I often find myself wondering how on earth it is possible that — even after those often celebrated inventions such internet, cars, and the laundry machine — we still find ourselves incredibly busy all day every day. We continuously think of ways to do things faster (and often succeed in doing so), but I guess we simultaneously think of ways to do more in the same amount of time. So instead of ending up with more off-time, we end up with a serious need for multitask-skills to tackle that impressive to do list.
At various points in my life (and I think every single one of you can relate), I’ve found myself on the edge of my capabilities. Last year, it happened again and I knew I could not go on the way I did forever, so the last couple of months I’ve tried to make some changes. This post is devoted to the things that worked for me — that helped me unwind and avoid stress. Perhaps it’ll help you too!
This is probably the most rewarding thing I’ve ever tried. I’ve noticed that multiple activities on one day make me nervous, so I limited myself to two. For example, when I have class in the morning, I can meet up with a friend later that day, but that will then be it, even if I have plenty of time in between. I’ll devote that time to myself; to study, to get some cleaning done, or whatever, as long as it doesn’t take me somewhere I’m expected to be. Naturally, this is something that might be different for everyone (I’m not that spontaneous and outgoing, so I can easily feel overwhelmed), but consciously saying ‘no’ to activities in favor of some off-time you can spend however you like really can be liberating.
DON’T BE AFRAID TO MISS OUT
The above advice goes hand in hand with this one, because those who have difficulties saying ‘no’ often ‘suffer’ from a fear of missing out. It can be hard to suppress this feeling, because nowadays, the world seems to move so fast and everyone around you seems to be on top of their game. It’s hard not to try to keep up. Battle this fear with the notion that quality is always more important than quantity. You don’t have to be dancing the night away every Saturday night, going to a big festival every once in a while can make you just as happy. The same goes for work or studies: Don’t be afraid to tackle one task after another instead of everything at once. Doing things more slowly enables you to do it with more focus, so you’ll enjoy it more, learn from it better, and — hopefully — reach a more satisfying end result.
TAKE TIME TO UNWIND
Don’t fall in the same the trap I did when I figured that doing things you love automatically means it’s relaxing or unwinding. I love my studies, I love blogging, I love hanging out with friends — don’t get me wrong — but when something is in some way ‘pre-arranged’ or ‘obligatory’, you’re not able to completely relax. It still is something you ‘have to do’. Unwinding, for me, is to sit down and to do whatever I like to do, even if that is nothing in particular, and — even more importantly — to not feel guilty about that.

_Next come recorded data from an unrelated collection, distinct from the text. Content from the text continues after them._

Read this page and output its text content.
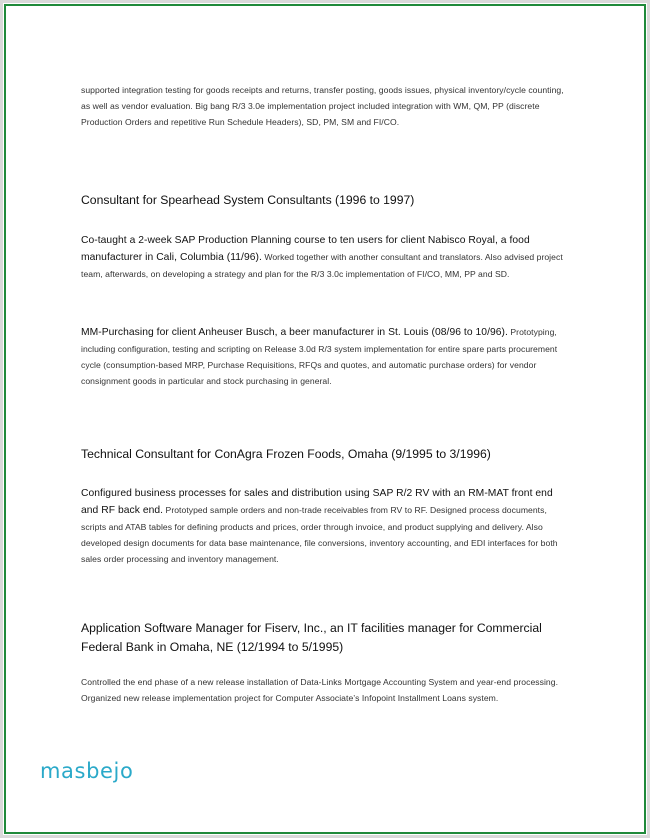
supported integration testing for goods receipts and returns, transfer posting, goods issues, physical inventory/cycle counting, as well as vendor evaluation. Big bang R/3 3.0e implementation project included integration with WM, QM, PP (discrete Production Orders and repetitive Run Schedule Headers), SD, PM, SM and FI/CO.
Consultant for Spearhead System Consultants (1996 to 1997)
Co-taught a 2-week SAP Production Planning course to ten users for client Nabisco Royal, a food manufacturer in Cali, Columbia (11/96). Worked together with another consultant and translators. Also advised project team, afterwards, on developing a strategy and plan for the R/3 3.0c implementation of FI/CO, MM, PP and SD.
MM-Purchasing for client Anheuser Busch, a beer manufacturer in St. Louis (08/96 to 10/96). Prototyping, including configuration, testing and scripting on Release 3.0d R/3 system implementation for entire spare parts procurement cycle (consumption-based MRP, Purchase Requisitions, RFQs and quotes, and automatic purchase orders) for vendor consignment goods in particular and stock purchasing in general.
Technical Consultant for ConAgra Frozen Foods, Omaha (9/1995 to 3/1996)
Configured business processes for sales and distribution using SAP R/2 RV with an RM-MAT front end and RF back end. Prototyped sample orders and non-trade receivables from RV to RF. Designed process documents, scripts and ATAB tables for defining products and prices, order through invoice, and product supplying and delivery. Also developed design documents for data base maintenance, file conversions, inventory accounting, and EDI interfaces for both sales order processing and inventory management.
Application Software Manager for Fiserv, Inc., an IT facilities manager for Commercial Federal Bank in Omaha, NE (12/1994 to 5/1995)
Controlled the end phase of a new release installation of Data-Links Mortgage Accounting System and year-end processing. Organized new release implementation project for Computer Associate’s Infopoint Installment Loans system.
masbejo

DO SOMETHING WITHOUT A PURPOSE
Closely related to the above is something I find myself struggling with over and over again: to be able to do something without a purpose. Each time I find something new I like to do to relax — the latest example being knitting — I somehow manage to turn it into something with a purpose — a one-day-in-the-future-knitting-shop. So now all my knitting evolves around improving myself, which totally misses the point and the purpose it once served, namely relaxation. Not that I don’t like the evolution, but I knew I had to find another activity-without-a-purpose.
In my case, the Kobo e-reader my boyfriend gave me a while ago (I’ve got this waterproof one, very holiday-appropriate!), and which features on the photos in this post, has fulfilled this quest. Reading a book had been crossed off of my relax-activities-list long ago, since I thought I already did enough reading for uni. Besides, why read something that is not of an informative nature? That will not provide me with ready-to-go tips and advice or other kinds of input? Well, that was exactly the wrong thought, fueled by the wish to be continuously productive, even when reading ‘for fun’. The easiness of this e-reader made me start reading just for the sake of reading again. To pick up a ‘book’ and get lost in the story and think of nothing else. It’s sincerely rewarding to find a ‘purposeless’ activity that you like!